On the down side were the bad cases, the worst of which I cited earlier. CMH exposed me to some of the worst aspects of poverty-related illnesses known to mankind. They were a direct product of the apartheid system with families split apart with the so-called migrant labour system, and where displaced citizens from the cities were dumped for not having a hated Dompas. Without the pass-containing reference book, the bulk of South African citizens could not be domiciled in most of the country, except in the so-called Homelands or Bantustans, even though they had never been there before. Millions of citizens were afflicted by the vile Group Areas Act (over a quarter of a million in Cape Town), but it ranked a low second to the Dompas abomination as the 1952 law allowed the detention of over a quarter of a million people per year in the mid 1980s.

My time in Zululand was the most satisfying all-round period of my life.

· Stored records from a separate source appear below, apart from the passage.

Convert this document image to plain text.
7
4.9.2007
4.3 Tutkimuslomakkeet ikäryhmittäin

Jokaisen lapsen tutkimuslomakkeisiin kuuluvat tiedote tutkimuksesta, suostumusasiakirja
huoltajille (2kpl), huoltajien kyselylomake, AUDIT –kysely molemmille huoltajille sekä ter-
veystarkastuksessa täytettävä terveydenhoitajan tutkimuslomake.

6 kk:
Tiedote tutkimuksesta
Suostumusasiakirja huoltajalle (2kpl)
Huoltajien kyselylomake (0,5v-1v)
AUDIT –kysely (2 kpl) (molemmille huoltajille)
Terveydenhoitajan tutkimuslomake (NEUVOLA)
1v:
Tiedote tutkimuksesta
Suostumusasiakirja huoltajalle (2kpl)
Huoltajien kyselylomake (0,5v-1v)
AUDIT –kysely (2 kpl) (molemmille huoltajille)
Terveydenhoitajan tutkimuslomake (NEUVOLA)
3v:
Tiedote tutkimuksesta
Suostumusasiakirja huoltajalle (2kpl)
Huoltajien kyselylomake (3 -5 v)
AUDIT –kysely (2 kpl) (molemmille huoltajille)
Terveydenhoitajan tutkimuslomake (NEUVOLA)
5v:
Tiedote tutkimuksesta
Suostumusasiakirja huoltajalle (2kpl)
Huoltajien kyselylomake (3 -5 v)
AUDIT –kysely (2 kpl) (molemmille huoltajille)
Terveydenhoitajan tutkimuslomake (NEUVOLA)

Socially, it provided all of us with a unique opportunity to live together, unlike our segregated lives in the major cities. Much of this has changed in the more integrated modern day South Africa, though, sadly, our years of separation, still fragment the nation.

Besides allowing me to experience a much more normal family life, Zululand was significantly transformative in terms of my decision to do radiology on my return to Cape Town. It proved to be a life-changing experience which resulted in many years of professional fulfilment around the world as a radiologist in Cape Town, Kuwait, New Zealand, Oman and Australia.

For all those bad and good times, I am eternally grateful for the three years I spent at Ceza Mission Hospital.